Due to these reasons, attending training is obligatory to ensure that the clinical use of these systems is accessible to all patients regardless of their state of knowledge.

Based on manufacturer’s indications—as well as the other aspects mentioned—users should act with caution regarding therapeutic decisions. They should not rely exclusively on measurement results from CGM systems and at least during the transition period, conventional BGSM should be performed in parallel. This approach should help to safely use the new positive possibilities these systems offer but also to detect their limits. If these prerequisites are fulfilled, safe therapy decisions can be made.

Especially at the day of insertion of a new sensor, CGM results are to be used restrainedly. If any doubts as to the measurement quality of the sensor occur during the use of a CGM system, BGSM for clarification are strongly recommended. The user should therefore always carry a BGSM system (meter, test strips and lancing device) as backup; the iscCGM system has an integrated meter in the reader. This is also important in case of unpredictable temporary failures that cannot be influenced by the user like after sauna visits.

A further problem that arises with lasting failure of the sensor is the replacement of the medical product. In Europe, new sensors for the iscCGM system can currently only be ordered via an online portal, but this will change in near future. rtCGM sensors are ordered from the manufacturer per hotline, fax, or online, or the user has a prescription to obtain the sensors from a pharmacy/supplier. Blood glucose test strips are obtainable in every pharmacy also on weekends.

In a hearing of the FDA (Federal Drug Administration) in July 2016, where data about the use of the rtCGM system mentioned above for therapeutic decisions were excessively presented and discussed, the panel gave a positive vote about an effective and safe nonadjunctive use. ¹³ Recently this rtCGM system got approval by the FDA for nonadjunctive use, given that an adequate training and information program is established. As stated above, the iscCGM is not approved by the FDA, but recently a version that allows for retrospective display of glucose curves became available in the United States (Libre Pro).

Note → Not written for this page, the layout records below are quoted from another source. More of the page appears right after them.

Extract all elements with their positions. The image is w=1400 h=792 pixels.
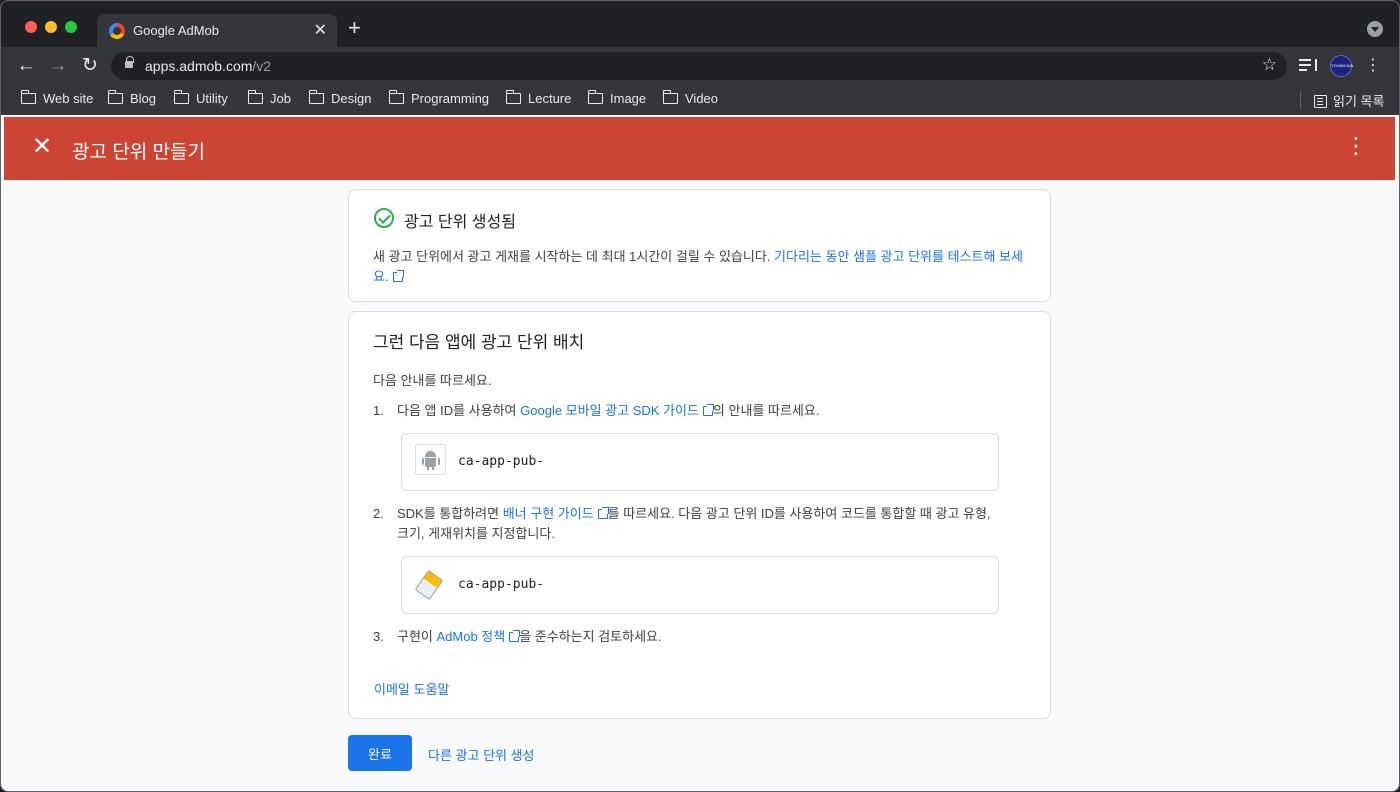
ad-unit-id-box[interactable]: ca-app-pub-	[401, 556, 999, 614]
external-link-icon	[702, 404, 714, 416]
android-icon	[415, 444, 446, 475]
step-number: 1.	[373, 403, 384, 418]
browser-window: Google AdMob ✕ + ← → ↻ apps.admob.com/v2…	[0, 0, 1400, 792]
step-text-before: 다음 앱 ID를 사용하여	[397, 403, 521, 418]
bookmark-blog[interactable]: Blog	[107, 90, 157, 109]
admob-favicon-icon	[109, 23, 125, 39]
app-id-box[interactable]: ca-app-pub-	[401, 433, 999, 491]
page-title: 광고 단위 만들기	[72, 142, 205, 163]
folder-icon	[247, 90, 263, 104]
lock-icon[interactable]	[125, 56, 134, 68]
done-button[interactable]: 완료	[348, 735, 412, 771]
step-text: 구현이 AdMob 정책 을 준수하는지 검토하세요.	[397, 627, 997, 647]
card-title: 광고 단위 생성됨	[404, 214, 516, 231]
folder-icon	[173, 90, 189, 104]
bookmark-label: Lecture	[528, 91, 572, 106]
bookmark-video[interactable]: Video	[662, 90, 719, 109]
step-number: 2.	[373, 506, 384, 521]
bookmark-image[interactable]: Image	[587, 90, 647, 109]
url-path: /v2	[252, 58, 272, 74]
reading-list-button[interactable]: 읽기 목록	[1314, 91, 1384, 109]
ad-unit-created-card: 광고 단위 생성됨 새 광고 단위에서 광고 게재를 시작하는 데 최대 1시간…	[348, 189, 1051, 302]
reading-list-label: 읽기 목록	[1333, 94, 1385, 109]
folder-icon	[308, 90, 324, 104]
step-text-before: 구현이	[397, 629, 437, 644]
external-link-icon	[392, 270, 404, 282]
step-text: 다음 앱 ID를 사용하여 Google 모바일 광고 SDK 가이드 의 안내를…	[397, 401, 997, 421]
browser-toolbar: ← → ↻ apps.admob.com/v2 ☆ YOUNGJUN ⋮	[1, 47, 1399, 85]
check-circle-icon	[374, 208, 394, 228]
main-content: 광고 단위 생성됨 새 광고 단위에서 광고 게재를 시작하는 데 최대 1시간…	[4, 180, 1395, 791]
tab-close-icon[interactable]: ✕	[314, 20, 327, 40]
banner-guide-link[interactable]: 배너 구현 가이드	[502, 506, 609, 521]
url-text[interactable]: apps.admob.com/v2	[145, 58, 271, 74]
create-another-ad-unit-button[interactable]: 다른 광고 단위 생성	[428, 745, 535, 764]
ad-unit-id-value[interactable]: ca-app-pub-	[458, 577, 544, 592]
bookmark-job[interactable]: Job	[247, 90, 291, 109]
card-title: 그런 다음 앱에 광고 단위 배치	[373, 333, 585, 352]
card-description: 새 광고 단위에서 광고 게재를 시작하는 데 최대 1시간이 걸릴 수 있습니…	[373, 247, 1023, 287]
folder-icon	[388, 90, 404, 104]
url-host: apps.admob.com	[145, 58, 253, 74]
browser-tab[interactable]: Google AdMob ✕	[97, 14, 337, 47]
tab-strip: Google AdMob ✕ +	[1, 1, 1399, 47]
more-options-icon[interactable]: ⋮	[1345, 135, 1367, 157]
close-icon[interactable]: ✕	[32, 135, 52, 159]
bookmark-star-icon[interactable]: ☆	[1262, 55, 1277, 75]
bookmark-label: Programming	[411, 91, 490, 106]
bookmark-design[interactable]: Design	[308, 90, 372, 109]
external-link-icon	[597, 507, 609, 519]
link-text: 배너 구현 가이드	[502, 506, 594, 521]
tab-search-icon[interactable]	[1367, 21, 1383, 37]
bookmark-label: Job	[270, 91, 291, 106]
admob-policy-link[interactable]: AdMob 정책	[436, 629, 521, 644]
back-icon[interactable]: ←	[15, 55, 37, 77]
step-text-after: 의 안내를 따르세요.	[712, 403, 820, 418]
media-control-icon[interactable]	[1299, 57, 1317, 73]
folder-icon	[20, 90, 36, 104]
step-text-after: 을 준수하는지 검토하세요.	[519, 629, 662, 644]
link-text: Google 모바일 광고 SDK 가이드	[520, 403, 699, 418]
forward-icon[interactable]: →	[47, 55, 69, 77]
sdk-guide-link[interactable]: Google 모바일 광고 SDK 가이드	[520, 403, 714, 418]
folder-icon	[107, 90, 123, 104]
bookmark-label: Design	[331, 91, 372, 106]
maximize-window-button[interactable]	[65, 21, 77, 33]
bookmark-programming[interactable]: Programming	[388, 90, 490, 109]
bookmark-utility[interactable]: Utility	[173, 90, 228, 109]
app-header: ✕ 광고 단위 만들기 ⋮	[4, 117, 1395, 180]
folder-icon	[662, 90, 678, 104]
card-intro: 다음 안내를 따르세요.	[373, 373, 492, 388]
link-text: AdMob 정책	[436, 629, 506, 644]
bookmark-separator	[1300, 91, 1301, 109]
bookmarks-bar: Web site Blog Utility Job Design Program…	[1, 85, 1399, 115]
reading-list-icon	[1314, 95, 1327, 108]
description-text: 새 광고 단위에서 광고 게재를 시작하는 데 최대 1시간이 걸릴 수 있습니…	[373, 249, 775, 264]
bookmark-lecture[interactable]: Lecture	[505, 90, 572, 109]
bookmark-label: Video	[685, 91, 719, 106]
folder-icon	[587, 90, 603, 104]
profile-avatar[interactable]: YOUNGJUN	[1330, 55, 1353, 77]
bookmark-label: Blog	[130, 91, 157, 106]
folder-icon	[505, 90, 521, 104]
step-text-before: SDK를 통합하려면	[397, 506, 503, 521]
address-bar[interactable]: apps.admob.com/v2 ☆	[111, 52, 1287, 80]
tab-title: Google AdMob	[133, 23, 220, 38]
new-tab-button[interactable]: +	[348, 17, 361, 39]
app-id-value[interactable]: ca-app-pub-	[458, 454, 544, 469]
browser-menu-icon[interactable]: ⋮	[1365, 55, 1381, 75]
minimize-window-button[interactable]	[45, 21, 57, 33]
step-text: SDK를 통합하려면 배너 구현 가이드 를 따르세요. 다음 광고 단위 ID를…	[397, 504, 997, 544]
banner-ad-icon	[414, 569, 444, 600]
bookmark-label: Web site	[43, 91, 94, 106]
close-window-button[interactable]	[25, 21, 37, 33]
bookmark-label: Image	[610, 91, 647, 106]
bookmark-web-site[interactable]: Web site	[20, 90, 94, 109]
email-help-link[interactable]: 이메일 도움말	[374, 679, 449, 698]
place-ad-unit-card: 그런 다음 앱에 광고 단위 배치 다음 안내를 따르세요. 1. 다음 앱 I…	[348, 311, 1051, 719]
step-number: 3.	[373, 629, 384, 644]
reload-icon[interactable]: ↻	[79, 55, 101, 77]
external-link-icon	[509, 630, 521, 642]
bookmark-label: Utility	[196, 91, 228, 106]
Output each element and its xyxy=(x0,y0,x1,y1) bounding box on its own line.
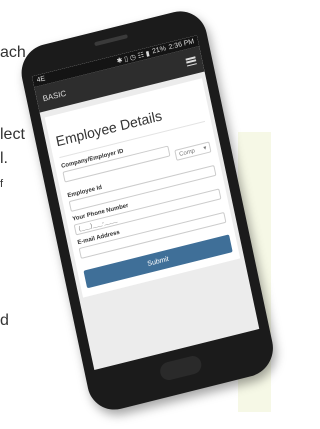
home-button[interactable] xyxy=(158,354,204,382)
app-title: BASIC xyxy=(41,88,67,103)
phone-body: 4E ✱ ▯ ◷ ☷ ▮ 21% 2:36 PM BASIC Employee … xyxy=(16,5,279,416)
chevron-down-icon: ▾ xyxy=(203,145,208,152)
status-left: 4E xyxy=(36,75,46,85)
phone-screen: 4E ✱ ▯ ◷ ☷ ▮ 21% 2:36 PM BASIC Employee … xyxy=(31,35,260,371)
background-text-5: d xyxy=(0,312,9,329)
phone-mockup: 4E ✱ ▯ ◷ ☷ ▮ 21% 2:36 PM BASIC Employee … xyxy=(0,0,318,423)
company-select-value: Comp xyxy=(178,147,196,158)
form-card: Employee Details Company/Employer ID Com… xyxy=(44,78,241,298)
background-text-4: f xyxy=(0,178,4,190)
speaker xyxy=(94,34,128,47)
hamburger-menu-icon[interactable] xyxy=(185,56,197,67)
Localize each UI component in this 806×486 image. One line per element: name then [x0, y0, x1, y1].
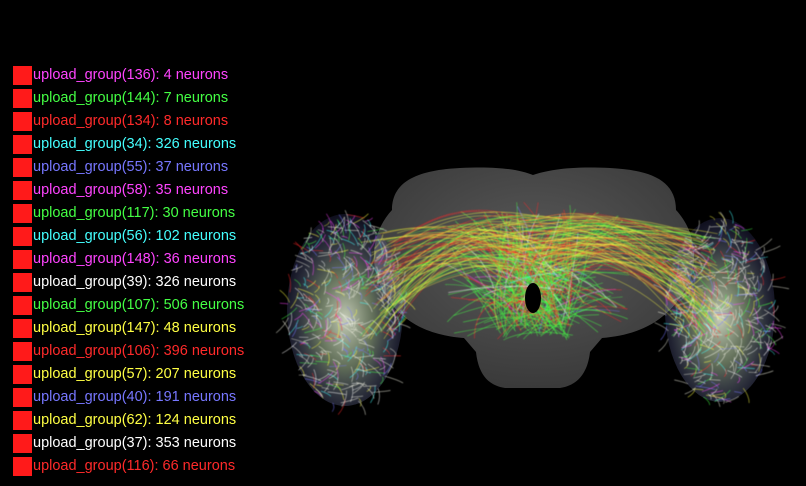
legend-item[interactable]: upload_group(148): 36 neurons [13, 248, 244, 271]
legend-item[interactable]: upload_group(136): 4 neurons [13, 64, 244, 87]
legend-label: upload_group(56): 102 neurons [33, 228, 237, 244]
legend-item[interactable]: upload_group(107): 506 neurons [13, 294, 244, 317]
legend-color-swatch[interactable] [13, 89, 32, 108]
legend-color-swatch[interactable] [13, 457, 32, 476]
legend-color-swatch[interactable] [13, 296, 32, 315]
legend-label: upload_group(106): 396 neurons [33, 343, 245, 359]
legend-color-swatch[interactable] [13, 227, 32, 246]
legend-label: upload_group(34): 326 neurons [33, 136, 237, 152]
legend-color-swatch[interactable] [13, 66, 32, 85]
legend-label: upload_group(58): 35 neurons [33, 182, 229, 198]
legend-color-swatch[interactable] [13, 388, 32, 407]
legend-item[interactable]: upload_group(134): 8 neurons [13, 110, 244, 133]
legend-label: upload_group(117): 30 neurons [33, 205, 236, 221]
legend-label: upload_group(39): 326 neurons [33, 274, 237, 290]
legend-color-swatch[interactable] [13, 273, 32, 292]
legend-item[interactable]: upload_group(56): 102 neurons [13, 225, 244, 248]
esophagus-hole [525, 283, 541, 313]
legend-color-swatch[interactable] [13, 204, 32, 223]
legend-label: upload_group(57): 207 neurons [33, 366, 237, 382]
legend-label: upload_group(55): 37 neurons [33, 159, 229, 175]
legend-item[interactable]: upload_group(55): 37 neurons [13, 156, 244, 179]
legend-label: upload_group(40): 191 neurons [33, 389, 237, 405]
legend-label: upload_group(116): 66 neurons [33, 458, 236, 474]
legend-item[interactable]: upload_group(34): 326 neurons [13, 133, 244, 156]
legend-item[interactable]: upload_group(116): 66 neurons [13, 455, 244, 478]
legend-item[interactable]: upload_group(37): 353 neurons [13, 432, 244, 455]
legend-color-swatch[interactable] [13, 135, 32, 154]
legend-label: upload_group(107): 506 neurons [33, 297, 245, 313]
legend-item[interactable]: upload_group(57): 207 neurons [13, 363, 244, 386]
legend-label: upload_group(62): 124 neurons [33, 412, 237, 428]
legend-label: upload_group(136): 4 neurons [33, 67, 229, 83]
legend-color-swatch[interactable] [13, 250, 32, 269]
legend-color-swatch[interactable] [13, 434, 32, 453]
legend-color-swatch[interactable] [13, 342, 32, 361]
legend-label: upload_group(148): 36 neurons [33, 251, 237, 267]
legend-item[interactable]: upload_group(147): 48 neurons [13, 317, 244, 340]
legend-label: upload_group(144): 7 neurons [33, 90, 229, 106]
legend-item[interactable]: upload_group(144): 7 neurons [13, 87, 244, 110]
legend-color-swatch[interactable] [13, 411, 32, 430]
legend-item[interactable]: upload_group(106): 396 neurons [13, 340, 244, 363]
legend-item[interactable]: upload_group(40): 191 neurons [13, 386, 244, 409]
legend-item[interactable]: upload_group(117): 30 neurons [13, 202, 244, 225]
legend-item[interactable]: upload_group(39): 326 neurons [13, 271, 244, 294]
legend-label: upload_group(134): 8 neurons [33, 113, 229, 129]
legend-color-swatch[interactable] [13, 112, 32, 131]
legend-item[interactable]: upload_group(62): 124 neurons [13, 409, 244, 432]
legend-color-swatch[interactable] [13, 181, 32, 200]
legend-label: upload_group(147): 48 neurons [33, 320, 237, 336]
legend-item[interactable]: upload_group(58): 35 neurons [13, 179, 244, 202]
neuron-group-legend: upload_group(136): 4 neurons upload_group… [13, 64, 244, 478]
legend-color-swatch[interactable] [13, 319, 32, 338]
legend-color-swatch[interactable] [13, 365, 32, 384]
legend-label: upload_group(37): 353 neurons [33, 435, 237, 451]
legend-color-swatch[interactable] [13, 158, 32, 177]
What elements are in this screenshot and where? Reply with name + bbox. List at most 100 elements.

The clinical studies performed with rtCGM/iscCGM systems and the positive vote of the FDA panel concerning the replacement of BGSM by rtCGM suggest a paradigm shift in the future. Then conventional BGSM will become obsolete in most cases, but not in general.

It is important to clarify that in contrast to BGSM (there is an ISO standard that describes requirements for the technical performance) there are no mandatory clinical or technical standards for rtCGM/iscCGM systems. A technical as well as a clinical standard for rtCGM and iscCGM systems has to be established to ensure a clear framework for the nonadjunctive use of these systems in diabetes therapy.